Spendor D9
- Kategoria: Newsy sprzętowe
- Tomasz Karasiński
W lifestyle'owej serii D brytyjskiej firmy przez długi czas obecne były tylko dwa modele - maleńkie, podstawkowe D1 oraz wolnostojące, 2,5-drożne D7. Teraz dołączyły do nich największe D9, będące rozwinięciem ostatniego z wymienionych modeli, tym razem w klasycznej konfiguracji trójdrożnej z czterema głośnikami. Pierwszy rzut okaz na głośniki może zmylić - D9 nie dysponują bowiem układem symetrycznym, tylko pojedynczym głośnikiem nisko-średniotonowym umieszczonym nad tweeterem. Bezpośrednio pod kopułką znajdują się natomiast dwa osobne niskotonowce. Zdaniem producenta taka konfiguracja ma zapewnić maksymalną swobodę i naturalność środka pasma, dodając jednocześnie więcej definicji i ciężaru w zakresie basowym.
Głośniki zastosowane w D9 to jednostki znane z mniejszych podłogówek D7. Wysokotonowy LPZ to bardzo nietypowa konstrukcja charakteryzująca się panelem frontowym zintegrowanym z komorą zapewniającą równomierne ciśnienie akustyczne dla bardzo lekkiej 22-mm membrany z folii poliamidowej. Pracujący w szerokim paśmie polimerowy mid-woofer EP77 jest umieszczony w niezależnej obudowie, oddzielonej od reszty skrzynki, co eliminuje zniekształcenia intermodulacyjne pomiędzy nim a głośnikami basowymi.
Te ostatnie to 18-ki wykonane z podwójnej warstwy lekkiego i sztywnego kevlaru. Mają one bardzo niską dobroć elektromechaniczną oraz małe przesunięcia fazowe.

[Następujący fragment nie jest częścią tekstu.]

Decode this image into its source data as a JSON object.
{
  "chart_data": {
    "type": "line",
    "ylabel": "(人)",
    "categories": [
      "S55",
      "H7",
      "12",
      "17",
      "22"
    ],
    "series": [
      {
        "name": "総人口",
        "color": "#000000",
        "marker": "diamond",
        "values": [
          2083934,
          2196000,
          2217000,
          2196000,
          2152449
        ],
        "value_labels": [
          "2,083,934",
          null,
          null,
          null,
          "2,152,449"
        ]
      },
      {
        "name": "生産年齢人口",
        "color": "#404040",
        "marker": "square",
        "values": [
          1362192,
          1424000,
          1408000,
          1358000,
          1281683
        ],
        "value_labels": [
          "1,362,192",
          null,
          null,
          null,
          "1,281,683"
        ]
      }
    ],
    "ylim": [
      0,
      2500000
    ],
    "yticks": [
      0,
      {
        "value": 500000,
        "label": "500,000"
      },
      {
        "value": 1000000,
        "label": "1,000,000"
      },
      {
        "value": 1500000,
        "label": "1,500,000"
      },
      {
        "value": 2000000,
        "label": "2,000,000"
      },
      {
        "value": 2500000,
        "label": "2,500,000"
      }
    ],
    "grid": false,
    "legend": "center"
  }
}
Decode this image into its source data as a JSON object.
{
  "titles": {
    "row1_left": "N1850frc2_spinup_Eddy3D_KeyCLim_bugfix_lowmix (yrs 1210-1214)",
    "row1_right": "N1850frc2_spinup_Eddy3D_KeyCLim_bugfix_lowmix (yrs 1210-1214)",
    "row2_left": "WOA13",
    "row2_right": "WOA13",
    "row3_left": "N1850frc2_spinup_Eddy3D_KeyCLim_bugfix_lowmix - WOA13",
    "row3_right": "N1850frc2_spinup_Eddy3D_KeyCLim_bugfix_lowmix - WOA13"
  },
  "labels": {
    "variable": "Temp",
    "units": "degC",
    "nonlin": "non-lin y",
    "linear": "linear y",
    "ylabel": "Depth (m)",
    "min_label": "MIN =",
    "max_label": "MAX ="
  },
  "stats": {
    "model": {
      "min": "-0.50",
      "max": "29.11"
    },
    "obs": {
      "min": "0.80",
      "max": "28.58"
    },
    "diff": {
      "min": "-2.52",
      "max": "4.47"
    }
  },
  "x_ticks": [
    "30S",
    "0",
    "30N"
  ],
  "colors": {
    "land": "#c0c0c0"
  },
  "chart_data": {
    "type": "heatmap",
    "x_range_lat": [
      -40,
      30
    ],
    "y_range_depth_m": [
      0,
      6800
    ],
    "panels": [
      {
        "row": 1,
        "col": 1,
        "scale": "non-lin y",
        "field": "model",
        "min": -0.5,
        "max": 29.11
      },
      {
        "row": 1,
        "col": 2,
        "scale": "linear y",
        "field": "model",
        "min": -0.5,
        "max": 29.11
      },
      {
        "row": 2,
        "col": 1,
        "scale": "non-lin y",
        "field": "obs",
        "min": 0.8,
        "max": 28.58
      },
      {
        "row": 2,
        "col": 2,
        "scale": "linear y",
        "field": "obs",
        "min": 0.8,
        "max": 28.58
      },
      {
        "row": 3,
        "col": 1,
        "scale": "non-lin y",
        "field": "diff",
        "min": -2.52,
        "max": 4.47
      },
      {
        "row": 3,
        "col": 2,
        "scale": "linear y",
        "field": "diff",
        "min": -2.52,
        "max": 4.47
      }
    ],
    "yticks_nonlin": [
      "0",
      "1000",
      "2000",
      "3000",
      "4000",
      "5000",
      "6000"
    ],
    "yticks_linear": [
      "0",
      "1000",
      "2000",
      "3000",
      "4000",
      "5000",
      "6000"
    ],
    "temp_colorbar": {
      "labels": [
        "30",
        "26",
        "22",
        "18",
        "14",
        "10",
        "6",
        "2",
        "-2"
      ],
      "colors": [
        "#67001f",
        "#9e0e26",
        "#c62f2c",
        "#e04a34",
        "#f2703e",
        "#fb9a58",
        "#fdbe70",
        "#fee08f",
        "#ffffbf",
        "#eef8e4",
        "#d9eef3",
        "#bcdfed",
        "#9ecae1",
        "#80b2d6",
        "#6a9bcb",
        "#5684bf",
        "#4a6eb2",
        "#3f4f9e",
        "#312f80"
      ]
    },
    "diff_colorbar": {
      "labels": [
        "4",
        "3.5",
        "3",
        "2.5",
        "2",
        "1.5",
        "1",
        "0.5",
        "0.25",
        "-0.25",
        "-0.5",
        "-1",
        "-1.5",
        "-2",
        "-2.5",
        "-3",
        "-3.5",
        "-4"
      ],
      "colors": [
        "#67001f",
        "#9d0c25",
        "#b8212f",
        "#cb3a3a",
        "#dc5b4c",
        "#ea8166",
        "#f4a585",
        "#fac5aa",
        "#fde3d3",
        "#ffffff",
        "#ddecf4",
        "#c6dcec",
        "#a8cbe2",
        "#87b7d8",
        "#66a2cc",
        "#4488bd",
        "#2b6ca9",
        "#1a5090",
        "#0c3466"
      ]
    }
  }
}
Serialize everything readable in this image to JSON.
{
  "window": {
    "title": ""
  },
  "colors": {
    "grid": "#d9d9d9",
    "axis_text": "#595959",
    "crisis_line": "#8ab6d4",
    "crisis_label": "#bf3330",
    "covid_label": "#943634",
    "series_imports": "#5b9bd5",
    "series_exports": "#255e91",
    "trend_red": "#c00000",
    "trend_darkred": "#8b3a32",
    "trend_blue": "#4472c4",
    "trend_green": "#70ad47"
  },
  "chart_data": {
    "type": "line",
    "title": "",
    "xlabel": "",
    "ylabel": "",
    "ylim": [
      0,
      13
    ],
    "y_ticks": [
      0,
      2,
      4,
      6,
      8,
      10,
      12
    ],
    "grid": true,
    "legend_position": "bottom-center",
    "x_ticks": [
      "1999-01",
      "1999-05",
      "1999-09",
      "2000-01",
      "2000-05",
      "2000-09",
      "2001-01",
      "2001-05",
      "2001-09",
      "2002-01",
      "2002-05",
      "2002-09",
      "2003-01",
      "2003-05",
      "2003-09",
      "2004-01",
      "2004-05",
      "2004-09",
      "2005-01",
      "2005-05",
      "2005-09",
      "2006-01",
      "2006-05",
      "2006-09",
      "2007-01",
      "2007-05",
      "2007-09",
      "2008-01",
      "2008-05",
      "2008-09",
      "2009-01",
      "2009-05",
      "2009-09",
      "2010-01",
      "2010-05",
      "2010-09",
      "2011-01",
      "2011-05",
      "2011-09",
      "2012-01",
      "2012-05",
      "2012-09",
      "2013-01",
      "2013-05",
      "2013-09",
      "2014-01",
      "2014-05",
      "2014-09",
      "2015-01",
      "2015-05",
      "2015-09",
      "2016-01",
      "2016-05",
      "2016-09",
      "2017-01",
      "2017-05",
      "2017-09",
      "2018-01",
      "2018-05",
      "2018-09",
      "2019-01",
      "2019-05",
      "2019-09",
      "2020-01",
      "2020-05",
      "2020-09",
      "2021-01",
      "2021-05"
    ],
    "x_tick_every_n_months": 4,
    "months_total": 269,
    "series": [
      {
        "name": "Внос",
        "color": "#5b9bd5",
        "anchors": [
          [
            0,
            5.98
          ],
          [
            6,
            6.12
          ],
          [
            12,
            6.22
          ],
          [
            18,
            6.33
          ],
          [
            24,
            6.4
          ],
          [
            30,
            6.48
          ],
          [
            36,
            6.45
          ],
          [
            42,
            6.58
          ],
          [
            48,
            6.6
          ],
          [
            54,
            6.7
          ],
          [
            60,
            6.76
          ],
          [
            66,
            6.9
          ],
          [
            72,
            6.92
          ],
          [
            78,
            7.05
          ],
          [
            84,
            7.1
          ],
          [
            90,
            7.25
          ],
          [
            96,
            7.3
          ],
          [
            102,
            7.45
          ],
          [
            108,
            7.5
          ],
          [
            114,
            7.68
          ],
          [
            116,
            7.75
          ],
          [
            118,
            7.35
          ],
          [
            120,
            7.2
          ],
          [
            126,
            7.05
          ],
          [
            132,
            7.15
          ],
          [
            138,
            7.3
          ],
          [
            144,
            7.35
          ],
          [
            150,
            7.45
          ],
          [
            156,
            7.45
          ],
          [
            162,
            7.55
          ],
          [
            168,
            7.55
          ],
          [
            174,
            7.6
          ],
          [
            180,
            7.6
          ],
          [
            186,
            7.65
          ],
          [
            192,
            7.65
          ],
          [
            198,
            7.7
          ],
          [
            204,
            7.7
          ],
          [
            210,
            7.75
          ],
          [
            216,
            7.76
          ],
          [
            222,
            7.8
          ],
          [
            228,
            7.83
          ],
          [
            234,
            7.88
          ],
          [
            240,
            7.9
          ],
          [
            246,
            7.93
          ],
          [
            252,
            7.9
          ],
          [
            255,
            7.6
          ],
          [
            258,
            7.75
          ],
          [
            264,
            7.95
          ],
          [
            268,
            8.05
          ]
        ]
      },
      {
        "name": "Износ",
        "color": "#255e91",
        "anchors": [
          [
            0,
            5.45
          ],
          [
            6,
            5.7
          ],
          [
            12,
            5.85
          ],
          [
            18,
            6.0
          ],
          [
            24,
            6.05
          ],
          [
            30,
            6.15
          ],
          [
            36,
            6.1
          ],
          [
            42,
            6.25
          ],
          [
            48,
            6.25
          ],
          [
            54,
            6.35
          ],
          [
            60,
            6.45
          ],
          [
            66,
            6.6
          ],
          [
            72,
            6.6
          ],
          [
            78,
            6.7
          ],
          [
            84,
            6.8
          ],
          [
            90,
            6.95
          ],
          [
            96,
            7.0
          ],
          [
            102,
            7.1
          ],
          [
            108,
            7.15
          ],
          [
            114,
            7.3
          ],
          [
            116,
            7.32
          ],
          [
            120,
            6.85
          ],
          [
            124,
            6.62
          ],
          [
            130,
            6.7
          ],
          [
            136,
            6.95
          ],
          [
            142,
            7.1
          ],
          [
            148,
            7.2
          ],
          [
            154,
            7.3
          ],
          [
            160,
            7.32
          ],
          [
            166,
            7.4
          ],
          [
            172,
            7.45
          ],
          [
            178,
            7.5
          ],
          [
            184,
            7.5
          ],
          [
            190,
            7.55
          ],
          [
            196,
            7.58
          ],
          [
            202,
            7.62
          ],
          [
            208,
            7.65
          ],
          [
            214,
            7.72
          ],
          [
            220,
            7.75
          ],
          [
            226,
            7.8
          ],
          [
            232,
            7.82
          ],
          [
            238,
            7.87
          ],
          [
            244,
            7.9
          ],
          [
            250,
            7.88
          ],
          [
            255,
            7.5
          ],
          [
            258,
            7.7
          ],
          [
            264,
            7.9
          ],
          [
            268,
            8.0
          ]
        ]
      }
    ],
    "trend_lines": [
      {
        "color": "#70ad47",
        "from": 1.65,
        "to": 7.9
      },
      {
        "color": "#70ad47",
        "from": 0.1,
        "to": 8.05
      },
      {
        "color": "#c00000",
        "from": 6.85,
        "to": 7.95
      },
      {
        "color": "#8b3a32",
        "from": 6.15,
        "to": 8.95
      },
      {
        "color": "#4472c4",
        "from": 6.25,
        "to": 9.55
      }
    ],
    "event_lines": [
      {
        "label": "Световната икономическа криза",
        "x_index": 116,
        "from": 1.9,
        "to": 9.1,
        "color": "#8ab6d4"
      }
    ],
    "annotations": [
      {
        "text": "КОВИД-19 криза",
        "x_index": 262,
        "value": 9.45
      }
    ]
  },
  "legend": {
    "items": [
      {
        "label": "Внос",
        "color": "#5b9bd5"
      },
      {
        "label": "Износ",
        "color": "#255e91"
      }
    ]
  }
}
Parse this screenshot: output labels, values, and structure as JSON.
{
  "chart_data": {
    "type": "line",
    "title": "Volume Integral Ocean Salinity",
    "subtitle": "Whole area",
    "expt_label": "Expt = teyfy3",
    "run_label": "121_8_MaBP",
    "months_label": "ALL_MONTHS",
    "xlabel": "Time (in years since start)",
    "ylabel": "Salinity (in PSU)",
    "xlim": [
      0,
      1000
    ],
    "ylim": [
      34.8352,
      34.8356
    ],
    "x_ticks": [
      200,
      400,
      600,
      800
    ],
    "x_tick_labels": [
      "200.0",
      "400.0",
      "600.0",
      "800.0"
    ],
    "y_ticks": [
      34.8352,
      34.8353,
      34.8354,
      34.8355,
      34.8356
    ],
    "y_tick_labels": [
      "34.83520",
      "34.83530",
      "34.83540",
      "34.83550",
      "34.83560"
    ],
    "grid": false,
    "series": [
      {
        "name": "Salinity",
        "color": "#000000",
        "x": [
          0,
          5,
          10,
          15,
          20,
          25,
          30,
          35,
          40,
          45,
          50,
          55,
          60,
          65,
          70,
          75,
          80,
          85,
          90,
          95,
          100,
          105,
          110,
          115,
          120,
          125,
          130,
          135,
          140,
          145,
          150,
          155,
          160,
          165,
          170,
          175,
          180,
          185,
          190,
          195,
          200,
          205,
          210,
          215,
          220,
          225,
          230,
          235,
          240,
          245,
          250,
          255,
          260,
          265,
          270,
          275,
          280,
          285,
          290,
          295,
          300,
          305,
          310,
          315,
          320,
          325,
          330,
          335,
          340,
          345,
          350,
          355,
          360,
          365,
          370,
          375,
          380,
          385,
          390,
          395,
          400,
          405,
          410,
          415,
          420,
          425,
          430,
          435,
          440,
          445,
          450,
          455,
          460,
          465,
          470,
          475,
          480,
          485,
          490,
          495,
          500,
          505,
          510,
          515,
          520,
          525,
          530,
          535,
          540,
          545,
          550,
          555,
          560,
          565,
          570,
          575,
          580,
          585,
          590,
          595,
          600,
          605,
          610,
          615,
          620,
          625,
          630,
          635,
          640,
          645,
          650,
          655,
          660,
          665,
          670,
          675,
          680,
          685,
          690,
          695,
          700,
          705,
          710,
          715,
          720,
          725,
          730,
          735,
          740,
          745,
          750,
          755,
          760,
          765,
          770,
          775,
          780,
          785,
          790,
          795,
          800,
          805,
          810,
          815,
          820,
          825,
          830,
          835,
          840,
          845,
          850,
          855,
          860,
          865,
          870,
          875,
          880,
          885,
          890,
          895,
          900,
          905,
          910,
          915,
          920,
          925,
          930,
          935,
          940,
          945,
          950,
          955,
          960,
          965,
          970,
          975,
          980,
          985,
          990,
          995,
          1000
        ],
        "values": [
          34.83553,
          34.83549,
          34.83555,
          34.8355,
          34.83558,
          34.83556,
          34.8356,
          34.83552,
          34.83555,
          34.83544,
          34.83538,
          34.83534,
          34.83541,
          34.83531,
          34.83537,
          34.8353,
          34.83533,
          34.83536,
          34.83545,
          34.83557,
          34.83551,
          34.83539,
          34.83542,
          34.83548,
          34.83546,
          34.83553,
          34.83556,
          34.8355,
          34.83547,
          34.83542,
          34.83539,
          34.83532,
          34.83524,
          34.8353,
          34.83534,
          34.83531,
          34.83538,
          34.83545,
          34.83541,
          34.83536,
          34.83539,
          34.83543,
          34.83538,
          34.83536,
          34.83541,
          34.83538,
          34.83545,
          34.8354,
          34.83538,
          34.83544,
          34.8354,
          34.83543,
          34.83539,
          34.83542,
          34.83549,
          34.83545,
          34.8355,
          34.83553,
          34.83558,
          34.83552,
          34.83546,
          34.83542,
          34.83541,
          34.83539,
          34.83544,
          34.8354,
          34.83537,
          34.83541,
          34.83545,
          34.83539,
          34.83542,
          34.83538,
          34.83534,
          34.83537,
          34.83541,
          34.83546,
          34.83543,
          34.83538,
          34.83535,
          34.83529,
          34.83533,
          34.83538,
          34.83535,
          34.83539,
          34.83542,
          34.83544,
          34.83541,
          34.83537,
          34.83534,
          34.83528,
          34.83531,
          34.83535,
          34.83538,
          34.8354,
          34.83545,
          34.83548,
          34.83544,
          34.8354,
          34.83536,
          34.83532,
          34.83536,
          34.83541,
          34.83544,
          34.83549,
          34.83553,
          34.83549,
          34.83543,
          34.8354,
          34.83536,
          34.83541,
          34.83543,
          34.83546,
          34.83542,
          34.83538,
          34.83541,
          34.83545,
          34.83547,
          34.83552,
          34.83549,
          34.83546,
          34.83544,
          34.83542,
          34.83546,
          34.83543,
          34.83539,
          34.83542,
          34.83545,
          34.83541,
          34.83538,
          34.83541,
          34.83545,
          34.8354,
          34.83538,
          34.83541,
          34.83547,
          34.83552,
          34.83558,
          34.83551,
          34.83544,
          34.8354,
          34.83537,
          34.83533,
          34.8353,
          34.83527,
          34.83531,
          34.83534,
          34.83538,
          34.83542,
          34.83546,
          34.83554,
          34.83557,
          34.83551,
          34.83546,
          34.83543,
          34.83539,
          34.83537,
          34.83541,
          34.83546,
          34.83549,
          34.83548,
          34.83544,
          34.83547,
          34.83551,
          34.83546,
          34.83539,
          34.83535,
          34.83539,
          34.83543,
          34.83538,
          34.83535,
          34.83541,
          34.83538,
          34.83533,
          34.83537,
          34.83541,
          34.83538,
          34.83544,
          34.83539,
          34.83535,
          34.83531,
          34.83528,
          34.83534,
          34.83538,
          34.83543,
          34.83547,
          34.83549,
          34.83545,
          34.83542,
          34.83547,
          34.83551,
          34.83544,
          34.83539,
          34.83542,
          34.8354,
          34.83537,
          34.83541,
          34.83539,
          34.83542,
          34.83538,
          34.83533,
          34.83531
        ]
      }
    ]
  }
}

Oba pracują w dużej objętości obudowy (koncepcja podobna jak w modelu A9) i są dostrojone za pomocą zastosowanego wcześniej w modelu D7 linearnego portu bass-reflex piątej generacji, z podwójną zwężką Venturiego. W środkowej części znajduje się odpowiednio ukształtowana przegroda, która działa podobnie do skrzydła samolotu, łagodnie spowalniając powietrze przy ekstremalnych warunkach pracy. Dalsze wytracenie następuje w zwężającym się obszarze cokołu obudowy.
Rezultatem tych zabiegów ma być wyrównanie ciśnienia, zapewniające równomierny przepływ powietrza na całej długości portu. Układ ten działa więc jak kurtyna powietrzna, eliminująca przydźwięki przepływu oraz pasożytnicze promieniowanie w zakresie środka pasma. Wewnątrz całej skrzynki zastosowano asymetryczne wzmocnienia i obręcze. Z efektywnością 90 dB i impedancją na poziomie 8 omów, D9 będą wręcz wymarzonym obciążeniem dla większości wzmacniaczy dostępnych na rynku, i to nie tylko tych z najwyższej półki. Kolumny w standardowych wykończeniach matowych - czarny jesion, czereśnia, ciemny orzech i jasny dąb - kosztują 34900 zł za parę. Na zamówienie dostępny jest też wysoki połysk w dwóch kolorach. W odmianie ciemnego mahoniu określanym przez producenta jako Spendor Dark kolumny będą kosztowały 39900 zł, natomiast w metalicznej szarości - 41900 zł.